With all of the headlines about the cloud it is extremely difficult for enterprises looking for a solution to get a comparative view of the myriad of offers on the market. Start-up CloudScreener.com, a free cloud computing diagnosis and comparison service, decided to study what those using its website are actually looking for and the results are an eye-opener to say the least.
If you have not heard of CloudScreener.com’s service a primer is in order. The French company’s service enables worldwide organizations to analyze and evaluate cloud offers using 120 criteria which include price, performance, security, SLAs, etc. Since its recent launch, more than 25,000 cloud comparisons have been made with comparisons performed by enterprises from 115 countries seeking information about Infrastructure as a Service (IaaS) in particular.
Try it you may like it
The big pull out from the study of a sample of 9576 cloud comparisons done June and September 2013 by users based in the U.S., UK, France, Canada, Belgium, Switzerland, India and Australia found that those doing comparisons largely seem to be in a “Try it you will like it” mode.
As CloudScreener.com notes, “In 65 percent of cloud computing searches made on CloudScreener.com, companies are looking for no long-term commitment with their supplier. Only 25 percent of researches include a willingness to commit to a period of 1 year or more…Some of these companies would change their minds and accept an engagement at the time of the purchase but with two conditions: the opportunity to get a price reduction and confidence in their ability to predict their needs over the next months.

Source: CloudScreener.com
CPU & RAM requirements
The company also took a look at what CPU, RAM and storage requirements visitors are evaluating. It states that: “Given the heterogeneity of types of businesses and cloud needs, the volume of RAM and CPU searched varies widely.” They go on to point out that cloud services providers who offer packaged instances with predefined volume of RAM, CPU and Storage (Amazon Web Services, Windows Azure, Rackspace, etc.), are offering many different Virtual Machines (VM) sizes to cover most users needs (e.g., AWS offers 17 different types of virtual machines).
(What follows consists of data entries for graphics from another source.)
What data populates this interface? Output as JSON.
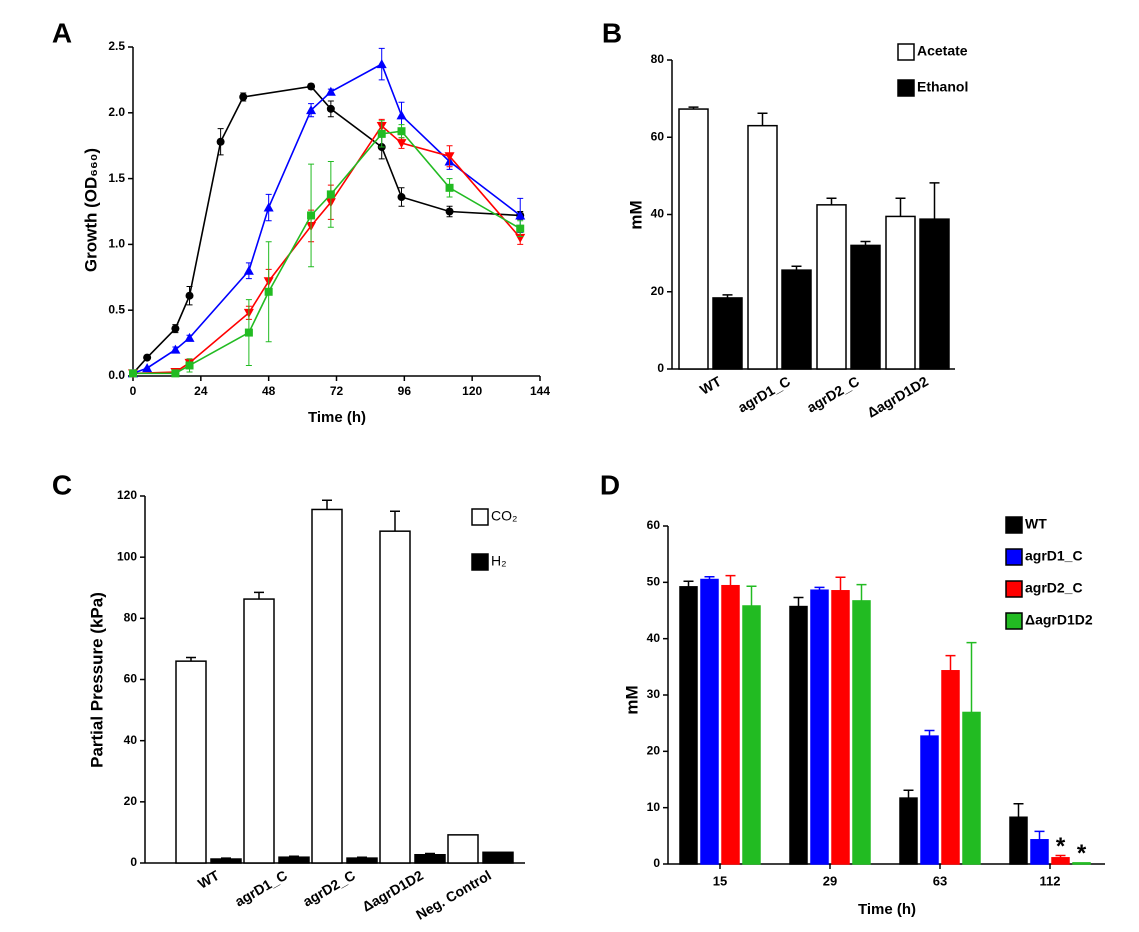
{
  "chart_data": [
    {
      "type": "line",
      "panel": "A",
      "xlabel": "Time (h)",
      "ylabel": "Growth (OD₆₆₀)",
      "xlim": [
        0,
        144
      ],
      "xticks": [
        0,
        24,
        48,
        72,
        96,
        120,
        144
      ],
      "ylim": [
        0,
        2.5
      ],
      "yticks": [
        {
          "value": 0,
          "label": "0.0"
        },
        0.5,
        {
          "value": 1,
          "label": "1.0"
        },
        1.5,
        {
          "value": 2,
          "label": "2.0"
        },
        2.5
      ],
      "series": [
        {
          "color": "#000000",
          "marker": "circle",
          "x": [
            0,
            5,
            15,
            20,
            31,
            39,
            63,
            70,
            88,
            95,
            112,
            137
          ],
          "values": [
            0.02,
            0.14,
            0.36,
            0.61,
            1.78,
            2.12,
            2.2,
            2.03,
            1.74,
            1.36,
            1.25,
            1.22
          ],
          "errors": [
            0,
            0,
            0.03,
            0.07,
            0.1,
            0.03,
            0.02,
            0.06,
            0.09,
            0.07,
            0.04,
            0.03
          ]
        },
        {
          "color": "#0000ff",
          "marker": "triangle",
          "x": [
            0,
            5,
            15,
            20,
            41,
            48,
            63,
            70,
            88,
            95,
            112,
            137
          ],
          "values": [
            0.02,
            0.06,
            0.2,
            0.29,
            0.8,
            1.28,
            2.02,
            2.16,
            2.37,
            1.98,
            1.63,
            1.22
          ],
          "errors": [
            0,
            0,
            0.02,
            0.02,
            0.06,
            0.1,
            0.05,
            0.02,
            0.12,
            0.1,
            0.06,
            0.13
          ]
        },
        {
          "color": "#ff0000",
          "marker": "triangle-down",
          "x": [
            0,
            15,
            20,
            41,
            48,
            63,
            70,
            88,
            95,
            112,
            137
          ],
          "values": [
            0.02,
            0.03,
            0.1,
            0.48,
            0.72,
            1.14,
            1.32,
            1.9,
            1.77,
            1.67,
            1.05
          ],
          "errors": [
            0,
            0,
            0.03,
            0.05,
            0.09,
            0.12,
            0.13,
            0.05,
            0.04,
            0.08,
            0.05
          ]
        },
        {
          "color": "#22bb22",
          "marker": "square",
          "x": [
            0,
            15,
            20,
            41,
            48,
            63,
            70,
            88,
            95,
            112,
            137
          ],
          "values": [
            0.02,
            0.02,
            0.08,
            0.33,
            0.64,
            1.22,
            1.38,
            1.84,
            1.86,
            1.43,
            1.12
          ],
          "errors": [
            0,
            0,
            0.05,
            0.25,
            0.38,
            0.39,
            0.25,
            0.1,
            0.05,
            0.07,
            0.06
          ]
        }
      ]
    },
    {
      "type": "bar",
      "panel": "B",
      "ylabel": "mM",
      "categories": [
        "WT",
        "agrD1_C",
        "agrD2_C",
        "ΔagrD1D2"
      ],
      "ylim": [
        0,
        80
      ],
      "yticks": [
        0,
        20,
        40,
        60,
        80
      ],
      "series": [
        {
          "name": "Acetate",
          "color": "#ffffff",
          "values": [
            67.3,
            63,
            42.5,
            39.5
          ],
          "errors": [
            0.5,
            3.2,
            1.7,
            4.7
          ]
        },
        {
          "name": "Ethanol",
          "color": "#000000",
          "values": [
            18.4,
            25.6,
            32,
            38.8
          ],
          "errors": [
            0.8,
            1,
            1,
            9.4
          ]
        }
      ]
    },
    {
      "type": "bar",
      "panel": "C",
      "ylabel": "Partial Pressure (kPa)",
      "categories": [
        "WT",
        "agrD1_C",
        "agrD2_C",
        "ΔagrD1D2",
        "Neg. Control"
      ],
      "ylim": [
        0,
        120
      ],
      "yticks": [
        0,
        20,
        40,
        60,
        80,
        100,
        120
      ],
      "series": [
        {
          "name": "CO₂",
          "color": "#ffffff",
          "values": [
            66,
            86.3,
            115.6,
            108.5,
            9.2
          ],
          "errors": [
            1.2,
            2.2,
            3,
            6.5,
            0
          ]
        },
        {
          "name": "H₂",
          "color": "#000000",
          "values": [
            1.3,
            1.9,
            1.6,
            2.7,
            3.5
          ],
          "errors": [
            0.3,
            0.3,
            0.3,
            0.4,
            0
          ]
        }
      ]
    },
    {
      "type": "bar",
      "panel": "D",
      "xlabel": "Time (h)",
      "ylabel": "mM",
      "categories": [
        "15",
        "29",
        "63",
        "112"
      ],
      "ylim": [
        0,
        60
      ],
      "yticks": [
        0,
        10,
        20,
        30,
        40,
        50,
        60
      ],
      "annotations": [
        "*",
        "*"
      ],
      "series": [
        {
          "name": "WT",
          "color": "#000000",
          "values": [
            49.2,
            45.7,
            11.7,
            8.3
          ],
          "errors": [
            1,
            1.6,
            1.4,
            2.4
          ]
        },
        {
          "name": "agrD1_C",
          "color": "#0000ff",
          "values": [
            50.5,
            48.6,
            22.7,
            4.3
          ],
          "errors": [
            0.5,
            0.5,
            1,
            1.5
          ]
        },
        {
          "name": "agrD2_C",
          "color": "#ff0000",
          "values": [
            49.4,
            48.5,
            34.3,
            1.1
          ],
          "errors": [
            1.8,
            2.4,
            2.7,
            0.4
          ]
        },
        {
          "name": "ΔagrD1D2",
          "color": "#22bb22",
          "values": [
            45.8,
            46.7,
            26.9,
            0.2
          ],
          "errors": [
            3.5,
            2.9,
            12.4,
            0
          ]
        }
      ]
    }
  ]
}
It notes that the majority of expressed needs can be covered by VMs with « average » capacity (according to the reference units created by CloudScreener.com): 60% by "Medium" type instances and 11% by "Large" type instances. The remaining 29 percent are answered by "Small", "Extra-wide" or more specific ones (high CPU, high RAM...).


Source: CloudScreener.com
Regarding storage half of the inquiries did not include storage which CloudScreener says appears not to be a decisive factor in the choice of a cloud service provider offer, and is an add-on once the provider is selected. When it comes to operating system what was a bit surprising was that 75 percent of requests were for VMs with Linux OS versus 25 percent for machines with Windows OS.
If you are thinking about moving to the cloud and have questions, CloudScreener seems to be a good place to get answers both when you are starting your evaluation and once you get a feel for who and what is out there. The added benefit is that the information is free, a price that should at least make you want to take a look.